Now that your change data capture is running, you can:

  • Use the monitoring page to see how many changes (insert, update, or delete) were read and written, along with other diagnostic information.

    Screenshot of the monitoring page of a selected change data capture.

    Screenshot of the monitoring page of a selected change data capture with a detailed view.

  • Validate that the change data arrived in Delta Lake stored in Azure Data Lake Storage Gen2, in Delta format.

    Screenshot of a target Delta folder.

  • Validate the schema of the change data that arrived.
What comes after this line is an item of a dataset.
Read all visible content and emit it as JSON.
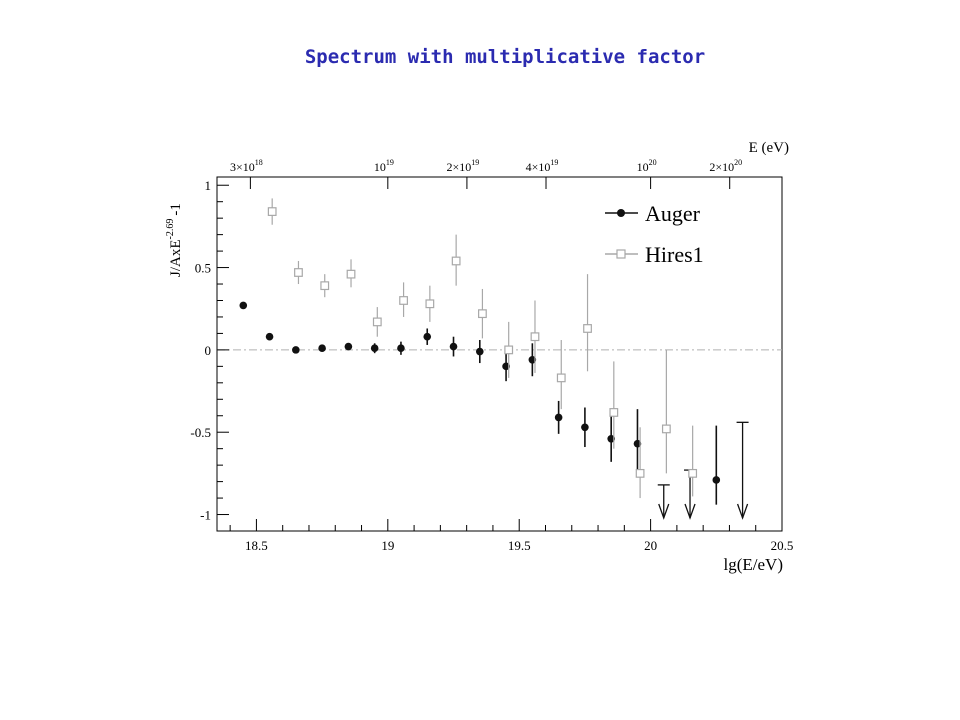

    Screenshot of a Delta file.

Make dynamic schema-level changes to the source tables

  1. Add a new PersonalEmail column to the source table by using an ALTER TABLE T-SQL statement, as shown in the following example.

    Screenshot of the ALTER command in Azure Data Studio.

  2. Validate that the new PersonalEmail column appears in the existing table.

    Screenshot of a new table design with a column added for personal email.

Validate schema changes at the Delta sink

Confirm that the new column PersonalEmail appears in the Delta sink. You now know that change data with schema changes arrived at the target.

Screenshot of a Delta file with a schema change.